In a bold new form of treatment, government scientists last September injected a missing gene into a 4-year-old girl with a rare inherited disorder that left her without an immune system.
Called human gene therapy, this radical approach seeks to cure patients by replacing missing or defective genes with normal ones. Cells are taken from the patient, genetically altered in the laboratory, and then re-injected into the patient in hopes of changing the basic genetic structure of the body's cells.
Instead of treating symptoms of disease, this therapy corrects the genetic cause of the problem. Scientists expect that in the future, gene therapy may be used to reverse inherited illnesses such as cystic fibrosis that are caused by a single defect in the person's genetic makeup. Gene therapy may even play a role in fighting such common killers as cancer and heart disease that have a genetic component -- making this approach as important to medicine as the development of antibiotics, some researchers say.

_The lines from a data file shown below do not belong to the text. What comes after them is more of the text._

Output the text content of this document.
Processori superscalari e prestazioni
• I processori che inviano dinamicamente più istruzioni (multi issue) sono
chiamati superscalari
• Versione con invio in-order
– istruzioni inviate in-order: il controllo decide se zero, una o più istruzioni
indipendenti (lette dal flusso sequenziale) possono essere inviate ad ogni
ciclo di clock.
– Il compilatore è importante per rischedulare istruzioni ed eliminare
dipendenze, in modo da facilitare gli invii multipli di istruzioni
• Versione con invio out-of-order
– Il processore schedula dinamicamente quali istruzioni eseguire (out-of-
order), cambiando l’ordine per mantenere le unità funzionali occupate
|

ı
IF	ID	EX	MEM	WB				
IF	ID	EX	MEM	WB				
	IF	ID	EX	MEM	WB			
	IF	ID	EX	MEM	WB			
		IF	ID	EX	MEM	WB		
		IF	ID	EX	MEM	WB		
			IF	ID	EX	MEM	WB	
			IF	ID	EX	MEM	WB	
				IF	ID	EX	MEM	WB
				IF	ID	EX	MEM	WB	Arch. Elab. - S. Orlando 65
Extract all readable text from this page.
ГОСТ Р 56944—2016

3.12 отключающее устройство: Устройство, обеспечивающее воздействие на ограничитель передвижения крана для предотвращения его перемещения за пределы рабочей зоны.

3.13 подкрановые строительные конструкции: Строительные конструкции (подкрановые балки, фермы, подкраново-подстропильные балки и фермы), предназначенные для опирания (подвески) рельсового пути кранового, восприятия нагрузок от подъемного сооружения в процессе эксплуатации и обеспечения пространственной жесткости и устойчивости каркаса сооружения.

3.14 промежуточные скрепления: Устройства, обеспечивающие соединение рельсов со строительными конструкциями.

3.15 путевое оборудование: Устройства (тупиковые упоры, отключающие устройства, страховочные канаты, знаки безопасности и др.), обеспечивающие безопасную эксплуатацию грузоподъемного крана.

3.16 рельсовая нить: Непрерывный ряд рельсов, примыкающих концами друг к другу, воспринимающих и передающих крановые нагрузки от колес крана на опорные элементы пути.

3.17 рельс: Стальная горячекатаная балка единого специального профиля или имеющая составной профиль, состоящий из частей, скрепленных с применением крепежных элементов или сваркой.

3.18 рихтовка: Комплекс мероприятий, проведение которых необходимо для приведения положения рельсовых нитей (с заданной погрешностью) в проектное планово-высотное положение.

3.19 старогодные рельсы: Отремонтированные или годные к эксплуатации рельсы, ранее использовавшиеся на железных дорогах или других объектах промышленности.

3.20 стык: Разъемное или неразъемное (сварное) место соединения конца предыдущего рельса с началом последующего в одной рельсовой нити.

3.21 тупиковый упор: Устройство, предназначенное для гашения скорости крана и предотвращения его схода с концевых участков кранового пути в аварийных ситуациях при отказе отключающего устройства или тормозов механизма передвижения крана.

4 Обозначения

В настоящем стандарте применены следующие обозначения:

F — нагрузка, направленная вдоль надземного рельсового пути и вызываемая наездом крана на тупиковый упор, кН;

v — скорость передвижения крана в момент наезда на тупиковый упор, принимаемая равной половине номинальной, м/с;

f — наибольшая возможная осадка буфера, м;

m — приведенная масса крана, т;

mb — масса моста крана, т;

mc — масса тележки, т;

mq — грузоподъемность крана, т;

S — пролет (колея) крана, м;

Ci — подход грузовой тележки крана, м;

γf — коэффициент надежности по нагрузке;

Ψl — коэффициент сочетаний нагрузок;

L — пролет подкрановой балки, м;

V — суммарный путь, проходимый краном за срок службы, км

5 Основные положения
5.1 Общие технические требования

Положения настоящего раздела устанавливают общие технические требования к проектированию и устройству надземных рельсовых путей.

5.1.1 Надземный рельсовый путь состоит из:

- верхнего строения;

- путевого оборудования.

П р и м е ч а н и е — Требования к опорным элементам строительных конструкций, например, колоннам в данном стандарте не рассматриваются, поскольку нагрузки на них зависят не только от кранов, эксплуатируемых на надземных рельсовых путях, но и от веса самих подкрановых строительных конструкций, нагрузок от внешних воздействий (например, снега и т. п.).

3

The first experiment involved a child with a disease caused by a deficiency of adenosine deaminase, an enzyme that eliminates a toxin that kills certain white blood cells. Since she was born without a normal copy of the gene that makes the enzyme, she did not have a normal immune system. Most children with this disease die before age 2.
The team of W. French Anderson of the National Heart, Lung and Blood Institute and R. Michael Blaese and Kenneth Culver of the National Cancer Institute developed a way to put the missing gene into the white blood cells that make up her immune system.
In a preliminary report to the Food and Drug Administration last month, the NIH scientists said they were encouraged by the girl's progress. For the first time in her life, she was producing normal numbers of white blood cells. It will be at least a year before scientists know whether the treatment has cured her.
In 1991, two or three more patients with this rare disorder will be treated with gene therapy. In addition, NIH researchers will use this technique to treat patients with advanced melanoma, an often fatal form of skin cancer. Scientists plan to insert a gene into white blood cells that will make a protein called tumor necrosis factor, which kills cancer cells.
While the potential of gene therapy has generated much excitement in the scientific community, its application is currently limited to a small number of patients because gene-transfer techniques are so complex and labor-intensive.
"The difficulties of delivering genes to cells is still a nagging problem," said Philip Leder, genetics chairman at Harvard Medical School.
Alternative approaches are under development at several research centers. James M. Wilson at the University of Michigan and George Wu at the University of Connecticut have found a way to link genes to proteins so that the protein acts like a guided missile to carry the gene to a specific cell within the body. In animal experiments, they have used the carrier system to insert genes into liver cells via the blood.